Agile Mind Educator Spotlight: Debra Williams from Bogalusa, LA

We are honored to share our latest Educator Spotlight with you, Debra Williams! Debra has taught 5th grade through college across multiple disciplines, and to diverse students, over her 34 year tenure in education. Her love of education started with her morning breakfasts as a child, as she listened to her parents, both educators, talk shop at the table. Early on, Debra knew her purpose would be to empower others to be their best.

Debra is starting her third year with Agile Mind’s Intensified Algebra I program, and we are excited to learn from her. Here is what she had to say:

What inspires you? What are you passionate about?

I feel refreshed every year as I meet new students! Looking into the eyes of my students, and even my colleagues I work with every day, there is a sense of excitement for the year ahead. 

I know teachers make a difference.  It may not be a huge difference for the world, but it’s a huge difference for that kid, and that’s what I try to remember every day when they walk in the door. 

The leaders at my school believe in us and push us to be better. They inspire me to find better ways to deliver instruction.

“Teaching makes me feel alive, and so I want to keep pushing to be more effective.“

How does Agile Mind support your work?

I saw the value of Social Emotional Learning before I began with Agile Mind, thinking about students’ multiple intelligences and recognizing who was gifted where, so that I could tap into it. Intensified Algebra Incorporates a lot of those ideas – it made me an expert in what I always knew was the essence of education.

I hate it when I hear, “students don’t want to learn”. That’s not true – learning is power, and validates students’ existence. It’s just that they don’t know how to learn. As teachers, it’s our job as the leaders and authority in the classroom, to make sure they learn, and Agile Mind provides tools to help take us there.

Agile Mind is kind of like my “Wal-Mart”. Everything I need is there, you know, and sometimes I find new items that I didn’t discover the previous year. I feel empowered to open up the Advice for Instruction and to look at the lessons and see the motion of what is going to happen, and take the lead in it.
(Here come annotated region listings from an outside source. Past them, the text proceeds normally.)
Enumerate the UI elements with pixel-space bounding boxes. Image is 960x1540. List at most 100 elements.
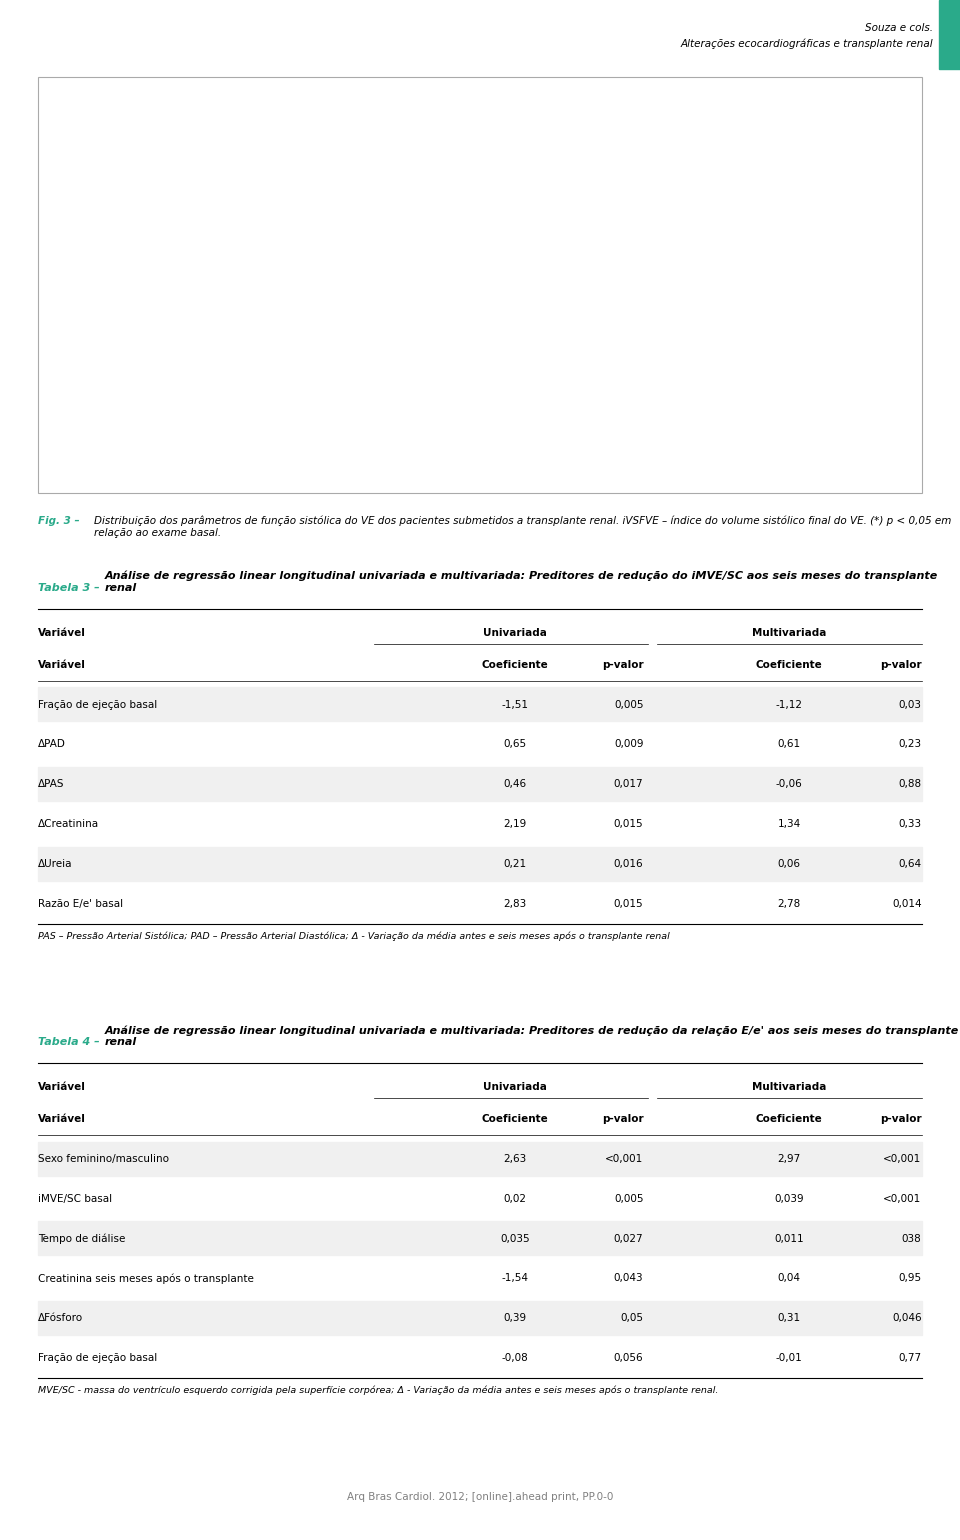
Text: Arq Bras Cardiol. 2012; [online].ahead print, PP.0-0: Arq Bras Cardiol. 2012; [online].ahead p… [347, 1492, 613, 1502]
Text: <0,001: <0,001 [605, 1153, 643, 1164]
Text: <0,001: <0,001 [883, 1194, 922, 1204]
Text: 21,9: 21,9 [676, 376, 695, 385]
Text: Univariada: Univariada [484, 628, 547, 638]
Text: iMVE/SC basal: iMVE/SC basal [38, 1194, 112, 1204]
Text: 69,7: 69,7 [146, 99, 165, 106]
Text: 0,77: 0,77 [899, 1354, 922, 1363]
Text: 0,016: 0,016 [613, 859, 643, 869]
Text: Variável: Variável [38, 628, 86, 638]
Text: Coeficiente: Coeficiente [756, 1113, 823, 1124]
Bar [440, 291, 470, 470]
Bar [336, 314, 367, 470]
Legend: basal, um mês, três meses, seis meses: basal, um mês, três meses, seis meses [755, 145, 850, 222]
Text: Coeficiente: Coeficiente [482, 1113, 549, 1124]
Text: ΔCreatinina: ΔCreatinina [38, 819, 100, 829]
Text: 0,39: 0,39 [504, 1314, 527, 1323]
Text: Souza e cols.: Souza e cols. [865, 23, 933, 32]
Text: ΔPAD: ΔPAD [38, 739, 66, 750]
Text: Tabela 3 –: Tabela 3 – [38, 584, 104, 593]
Text: 36,7: 36,7 [342, 303, 361, 313]
Text: Tabela 4 –: Tabela 4 – [38, 1038, 104, 1047]
Text: Fração de ejeção basal: Fração de ejeção basal [38, 1354, 157, 1363]
Text: 0,005: 0,005 [613, 1194, 643, 1204]
Text: 39,9: 39,9 [376, 271, 396, 280]
Text: 0,23: 0,23 [899, 739, 922, 750]
Text: Sexo feminino/masculino: Sexo feminino/masculino [38, 1153, 169, 1164]
Bar [106, 146, 136, 470]
Bar [405, 293, 436, 470]
Text: *: * [452, 276, 458, 285]
Text: Análise de regressão linear longitudinal univariada e multivariada: Preditores d: Análise de regressão linear longitudinal… [105, 1026, 959, 1047]
Text: *: * [613, 368, 619, 377]
Text: 40,8: 40,8 [445, 266, 465, 274]
Text: p-valor: p-valor [602, 1113, 643, 1124]
Text: 71,1: 71,1 [215, 89, 234, 99]
Text: 0,88: 0,88 [899, 779, 922, 788]
Text: Razão E/e' basal: Razão E/e' basal [38, 899, 124, 909]
Text: Coeficiente: Coeficiente [482, 659, 549, 670]
Text: -1,54: -1,54 [502, 1274, 529, 1283]
Text: 0,06: 0,06 [778, 859, 801, 869]
Text: 0,056: 0,056 [613, 1354, 643, 1363]
Text: Análise de regressão linear longitudinal univariada e multivariada: Preditores d: Análise de regressão linear longitudinal… [105, 571, 938, 593]
Text: 0,61: 0,61 [778, 739, 801, 750]
Text: 0,02: 0,02 [504, 1194, 527, 1204]
Text: p-valor: p-valor [602, 659, 643, 670]
Text: 0,95: 0,95 [899, 1274, 922, 1283]
Text: 2,97: 2,97 [778, 1153, 801, 1164]
Text: 2,83: 2,83 [504, 899, 527, 909]
Text: Multivariada: Multivariada [752, 628, 827, 638]
Text: 0,005: 0,005 [613, 699, 643, 710]
Text: Distribuição dos parâmetros de função sistólica do VE dos pacientes submetidos a: Distribuição dos parâmetros de função si… [94, 516, 951, 537]
Bar [566, 354, 597, 470]
Text: <0,001: <0,001 [883, 1153, 922, 1164]
Text: 0,015: 0,015 [613, 819, 643, 829]
Text: 0,014: 0,014 [892, 899, 922, 909]
Text: Variável: Variável [38, 659, 86, 670]
Text: 40,5: 40,5 [411, 268, 430, 276]
Text: 038: 038 [901, 1234, 922, 1243]
Text: Coeficiente: Coeficiente [756, 659, 823, 670]
Text: *: * [153, 108, 158, 117]
Text: 0,011: 0,011 [775, 1234, 804, 1243]
Text: 0,31: 0,31 [778, 1314, 801, 1323]
Bar [636, 394, 666, 470]
Text: *: * [383, 280, 389, 291]
Text: Fração de ejeção basal: Fração de ejeção basal [38, 699, 157, 710]
Text: ΔUreia: ΔUreia [38, 859, 73, 869]
Text: 0,03: 0,03 [899, 699, 922, 710]
Text: 0,21: 0,21 [504, 859, 527, 869]
Text: 23,0: 23,0 [641, 370, 660, 377]
Text: 0,046: 0,046 [892, 1314, 922, 1323]
Text: Multivariada: Multivariada [752, 1083, 827, 1092]
Text: p-valor: p-valor [880, 659, 922, 670]
Text: 2,63: 2,63 [504, 1153, 527, 1164]
Text: -1,12: -1,12 [776, 699, 803, 710]
Text: Fig. 3 –: Fig. 3 – [38, 516, 84, 525]
Text: *: * [648, 379, 654, 388]
Text: 0,46: 0,46 [504, 779, 527, 788]
Text: ΔPAS: ΔPAS [38, 779, 65, 788]
Text: 0,65: 0,65 [504, 739, 527, 750]
Text: p-valor: p-valor [880, 1113, 922, 1124]
Text: 2,78: 2,78 [778, 899, 801, 909]
Text: PAS – Pressão Arterial Sistólica; PAD – Pressão Arterial Diastólica; Δ - Variaçã: PAS – Pressão Arterial Sistólica; PAD – … [38, 932, 670, 941]
Text: *: * [683, 385, 688, 394]
Text: ΔFósforo: ΔFósforo [38, 1314, 84, 1323]
Text: Variável: Variável [38, 1113, 86, 1124]
Bar [175, 116, 205, 470]
Text: 0,05: 0,05 [620, 1314, 643, 1323]
Text: -0,08: -0,08 [502, 1354, 529, 1363]
Text: 0,039: 0,039 [775, 1194, 804, 1204]
Text: 0,009: 0,009 [613, 739, 643, 750]
Text: 29,9: 29,9 [572, 343, 591, 351]
Bar [140, 123, 171, 470]
Bar [601, 383, 632, 470]
Text: MVE/SC - massa do ventrículo esquerdo corrigida pela superfície corpórea; Δ - Va: MVE/SC - massa do ventrículo esquerdo co… [38, 1386, 719, 1395]
Text: Variável: Variável [38, 1083, 86, 1092]
Text: 1,34: 1,34 [778, 819, 801, 829]
Text: 0,015: 0,015 [613, 899, 643, 909]
Text: *: * [222, 99, 228, 109]
Text: 0,33: 0,33 [899, 819, 922, 829]
Text: *: * [418, 277, 423, 286]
“ Agile Mind isn’t structured in a way that I feel confined, but structured in a way that makes me feel safe to put my own flavor in it.”
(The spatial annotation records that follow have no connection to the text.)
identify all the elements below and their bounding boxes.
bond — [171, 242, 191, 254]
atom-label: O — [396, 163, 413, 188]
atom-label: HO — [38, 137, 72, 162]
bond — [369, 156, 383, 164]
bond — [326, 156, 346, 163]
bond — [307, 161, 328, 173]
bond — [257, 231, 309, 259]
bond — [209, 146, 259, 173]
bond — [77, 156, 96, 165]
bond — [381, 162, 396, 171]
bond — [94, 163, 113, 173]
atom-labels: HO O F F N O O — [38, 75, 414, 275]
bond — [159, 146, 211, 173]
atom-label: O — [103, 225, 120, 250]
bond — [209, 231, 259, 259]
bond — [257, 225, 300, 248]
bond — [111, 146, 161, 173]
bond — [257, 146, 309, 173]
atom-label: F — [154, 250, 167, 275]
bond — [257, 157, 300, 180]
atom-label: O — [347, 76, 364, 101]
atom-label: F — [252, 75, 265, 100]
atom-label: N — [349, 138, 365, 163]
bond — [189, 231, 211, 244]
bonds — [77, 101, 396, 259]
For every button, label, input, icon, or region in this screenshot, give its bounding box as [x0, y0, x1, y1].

What advice would you give to other Agile Mind educators?

I work to empower my students. Here are some of the strategies I use to make sure students see a question and don’t feel depleted, but feel like they know what to do – that they have a strategy:

  • Look at the group of lessons that you are planning to teach for that week, and I review the Goals & Objectives and each question in the Student Activity Book to highlight action words. I anticipate struggles my students might have, and then develop models for presenting concepts and skills in ways that build students’ confidence that they can do the task!
  • Pull in other little resources to get my students hyped for the lesson. Like, I might pull in a quick YouTube video to bring a situation to life, have students act out a scenario, or bring in another example.
  • Use the embedded metacognitive tools and problem-solving routines to set students up for success.
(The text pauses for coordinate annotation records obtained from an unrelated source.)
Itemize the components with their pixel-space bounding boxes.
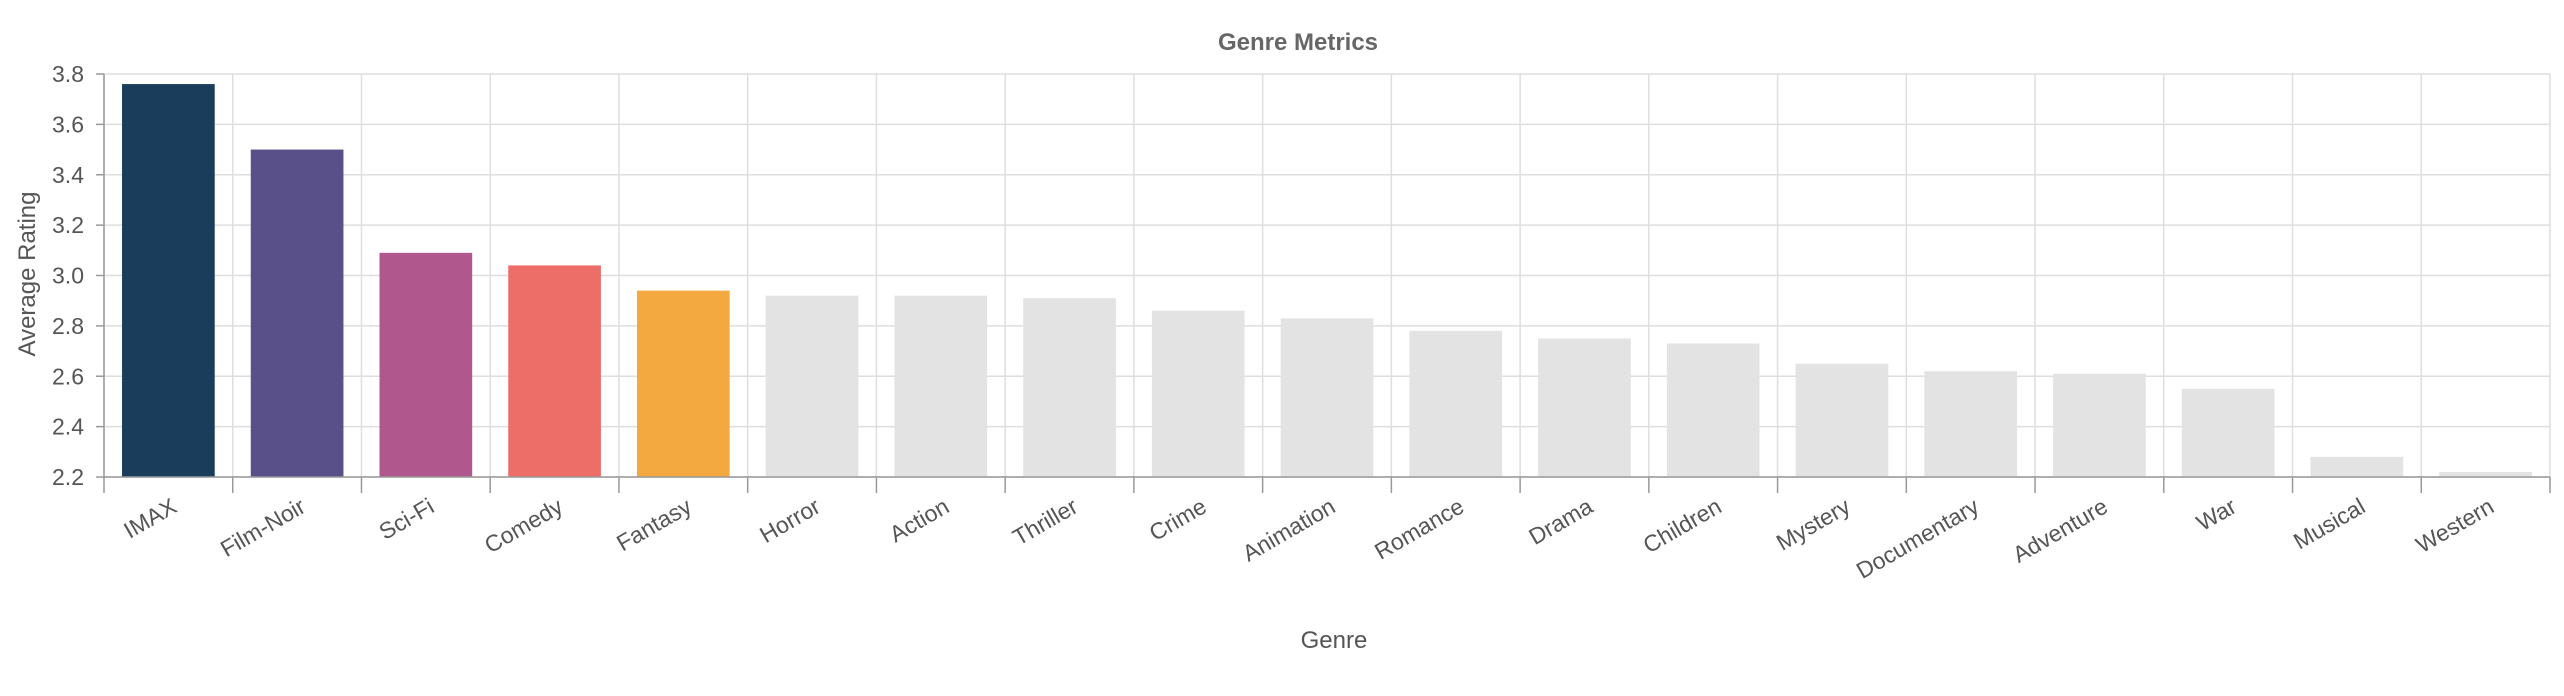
- bar-musical[interactable]: [2310, 456, 2404, 477]
- x-tick-label: Action: [885, 493, 953, 547]
- x-tick-label: War: [2192, 493, 2241, 536]
- x-tick-label: Film-Noir: [216, 493, 310, 562]
- x-tick-label: Mystery: [1772, 493, 1855, 556]
- bar-action[interactable]: [894, 295, 988, 477]
- x-tick-label: Drama: [1524, 493, 1597, 550]
- y-tick-label: 3.2: [52, 212, 84, 238]
- x-tick-label: Thriller: [1008, 493, 1082, 551]
- bar-romance[interactable]: [1409, 330, 1503, 477]
- x-tick-label: Romance: [1370, 493, 1468, 565]
- bar-animation[interactable]: [1280, 318, 1374, 477]
- y-tick-label: 3.6: [52, 111, 84, 137]
- x-tick-label: Documentary: [1852, 493, 1984, 584]
- x-tick-label: Western: [2411, 493, 2498, 558]
- x-axis-title: Genre: [1301, 627, 1368, 654]
- x-tick-label: Crime: [1145, 493, 1211, 546]
- bar-drama[interactable]: [1538, 338, 1631, 477]
- bar-fantasy[interactable]: [636, 290, 730, 477]
- x-tick-label: Adventure: [2008, 493, 2112, 568]
- y-tick-label: 2.2: [52, 464, 84, 490]
- x-tick-label: Animation: [1238, 493, 1340, 567]
- y-tick-labels: 2.2 2.4 2.6 2.8 3.0 3.2 3.4 3.6 3.8: [52, 61, 84, 490]
- bar-children[interactable]: [1666, 343, 1760, 477]
- bar-thriller[interactable]: [1023, 298, 1116, 477]
- bars: [122, 84, 2532, 477]
- bar-comedy[interactable]: [508, 265, 601, 477]
- bar-film-noir[interactable]: [250, 149, 344, 477]
- y-tick-label: 3.8: [52, 61, 84, 87]
- y-tick-label: 2.6: [52, 363, 84, 389]
- chart-title: Genre Metrics: [1218, 29, 1378, 56]
- y-tick-label: 3.0: [52, 263, 84, 289]
- bar-horror[interactable]: [765, 295, 859, 477]
- x-tick-label: Comedy: [480, 493, 568, 559]
- x-tick-label: Musical: [2289, 493, 2370, 555]
- y-tick-label: 2.4: [52, 414, 84, 440]
- bar-crime[interactable]: [1151, 310, 1245, 477]
- axes: [96, 73, 2551, 493]
- x-tick-label: Children: [1639, 493, 1726, 558]
- x-tick-labels: IMAX Film-Noir Sci-Fi Comedy Fantasy Horror Ac…: [119, 493, 2498, 584]
- y-axis-title: Average Rating: [14, 192, 41, 357]
- bar-mystery[interactable]: [1795, 363, 1889, 477]
- bar-imax[interactable]: [122, 84, 215, 477]
- bar-sci-fi[interactable]: [379, 252, 473, 477]
- bar-war[interactable]: [2181, 388, 2275, 477]
- bar-western[interactable]: [2439, 471, 2532, 477]
- x-tick-label: Fantasy: [612, 493, 696, 557]
- y-tick-label: 2.8: [52, 313, 84, 339]
- bar-adventure[interactable]: [2053, 373, 2146, 477]
- y-tick-label: 3.4: [52, 162, 84, 188]
- x-tick-label: IMAX: [119, 493, 181, 544]
- x-tick-label: Sci-Fi: [374, 493, 438, 545]
- x-tick-label: Horror: [755, 493, 825, 548]
- bar-documentary[interactable]: [1924, 371, 2018, 477]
I see myself back in my first year. I was thinking about Agile Mind and how to unwrap it, how to develop it in a way that students can learn from it. I recommend that new Agile Mind teachers take on the mindset that Agile Mind has done the research, and it has been proven effective over the years. You have to trust the process, even if you don’t quite see where you fit or how to make it happen at first. Don’t push it to the side and think “I’ll get to it later”, but unwrap it right away and you’ll become a more effective agent of the available tools and resources.

Debra, we thank you so much for the work you are doing with students, and for taking the time to share your thoughts with other Agile Mind educators. Your comments made us reflect on the ways education makes us feel alive, and how we can use that energy to continue to learn and grow. Thank you!